Based on the mentioned use cases and definitions, it is clear that having a highly representative interpretation of the physical space is crucial for digital twins. The more accurate the representation is, the more we can get out of digital twins. However, there is no quantitative method to measure the ‘representativeness’, this is what we call in our publication [3] as the “twinning ratio”.

We argued in our research that closer the digital representation to the PT is, more accurate the applications running on the digital twin will be. Meaning that if we fail to capture a certain part of reality in the digital space, our applications using this digital representation will be less accurate. We call this twinning ratio, a qualitative term that emphasizes the need for high ‘enough’ accuracy of the digital representation.

The hype around Digital Twins

Many of the surveys around digital twins [1][4] show that they are becoming more and more popular. To understand the reason, we can go back to the 2 initially mentioned common distinctive features of the digital twins; i) an accurate ‘enough’ continuous representation of the digital twin, ii) and a bidirectional communication in between them.

To establish an accurate continuous representation, we need the following 2 key technologies. The first is to have a semantic model of the digital twin together with the concepts from the physical environment. Recent survey [1] shows that researchers started working on this in the past 5 years only. Secondly, a fast and reliable sensor communication system to get updates from the physical environment. I believe this is also happening in the past 5 (or slightly more) years thanks to the advancements around 4G and 5G.

Digital Twins and Semantics

Physical systems and their environment can get highly complex. Semantic technologies such as ontologies and knowledge graphs can help modeling and implementing such complex systems. Ontologies however, can now be created much faster thanks to Large Language Models (LLMs) [9]. Although LLMs can not create an ontology from scratch, they can help ease the process enormously.

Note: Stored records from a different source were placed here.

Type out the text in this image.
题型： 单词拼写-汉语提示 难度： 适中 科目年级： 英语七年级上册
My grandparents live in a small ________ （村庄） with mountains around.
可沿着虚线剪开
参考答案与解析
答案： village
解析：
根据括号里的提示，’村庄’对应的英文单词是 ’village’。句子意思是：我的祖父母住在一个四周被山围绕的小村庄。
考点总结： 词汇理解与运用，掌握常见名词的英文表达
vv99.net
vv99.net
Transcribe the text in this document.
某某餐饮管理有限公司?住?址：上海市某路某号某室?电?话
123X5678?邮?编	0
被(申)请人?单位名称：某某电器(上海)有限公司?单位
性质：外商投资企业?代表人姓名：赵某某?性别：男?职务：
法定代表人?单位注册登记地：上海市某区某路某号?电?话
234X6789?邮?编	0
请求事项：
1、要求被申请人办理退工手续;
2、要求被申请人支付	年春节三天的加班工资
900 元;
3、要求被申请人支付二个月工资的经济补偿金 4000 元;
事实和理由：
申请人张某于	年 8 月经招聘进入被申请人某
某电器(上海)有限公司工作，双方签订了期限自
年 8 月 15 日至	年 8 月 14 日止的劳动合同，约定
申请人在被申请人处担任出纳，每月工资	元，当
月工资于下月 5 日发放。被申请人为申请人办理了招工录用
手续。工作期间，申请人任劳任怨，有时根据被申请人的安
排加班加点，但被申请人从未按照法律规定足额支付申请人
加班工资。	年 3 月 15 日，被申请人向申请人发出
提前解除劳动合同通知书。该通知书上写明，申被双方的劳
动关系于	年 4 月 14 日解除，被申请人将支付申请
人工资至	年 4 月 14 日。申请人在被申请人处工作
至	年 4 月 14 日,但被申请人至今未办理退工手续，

Besides system/data modeling, semantics can also help with interoperability, inferring implicit relations in between physical components, and facilitates learning and reasoning tasks [3,4]. Semantic interoperability makes data machine processable in and across digital twins. Using the semantic representation of the data, classical relation extraction algorithms and/or machine learning-based algorithms can be run to infer relations in between physical system subcomponents. Extracted/learned relations can then be used for semantic reasoning to make decisions on the physical system.


[1] R. D. D’Amico, J. A. Erkoyuncu, S. Addepalli, S. Penver, Cognitive digital twin: An approach to improve the maintenance management, CIRP Journal of Manufacturing Science and Technology 38 (2022) 613–630.

[2] A. Tello, V. Degeler, Digital Twins: An enabler for digital transformation, in: The Digital Transformation handbook, Groningen Digital Business Centre (GDBC), 2022. doi:10.5281/zenodo.7647493

[3] Karabulut, Erkan, Degeler, Victoria, and Groth, Paul. Semantic Association Rule Learning from Time Series Data and Knowledge Graphs. In SemIIM’23: 2nd International Workshop on Semantic Industrial Information Modelling co-located with 22nd International Semantic Web Conference (ISWC 2023).

[4] Karabulut, Erkan, Salvatore F. Pileggi, Paul Groth, and Victoria Degeler. Ontologies in digital twins: A systematic literature review. Future Generation Computer Systems (2023).

[5] M.Grieves, Completing the cycle: Using plm information in the sales and service functions. Conference: SME Management Forum (10 2002).

[6] Barricelli, Barbara Rita, Elena Casiraghi, and Daniela Fogli. A survey on digital twin: Definitions, characteristics, applications, and design implications. IEEE access 7 (2019): 167653-167671.

[7] NASA. Houston, we’ve got a problem. Accessed: November 17, 2023. Available online: Link.

[8] Stephen Ferguson. “Apollo 13: The First Digital Twin.” Available online: Link. Accessed: 23.12.2023.

[9] Babaei Giglou, Hamed, Jennifer D’Souza, and Sören Auer. LLMs4OL: Large Language Models for Ontology Learning. International Semantic Web Conference. Cham: Springer Nature Switzerland, 2023.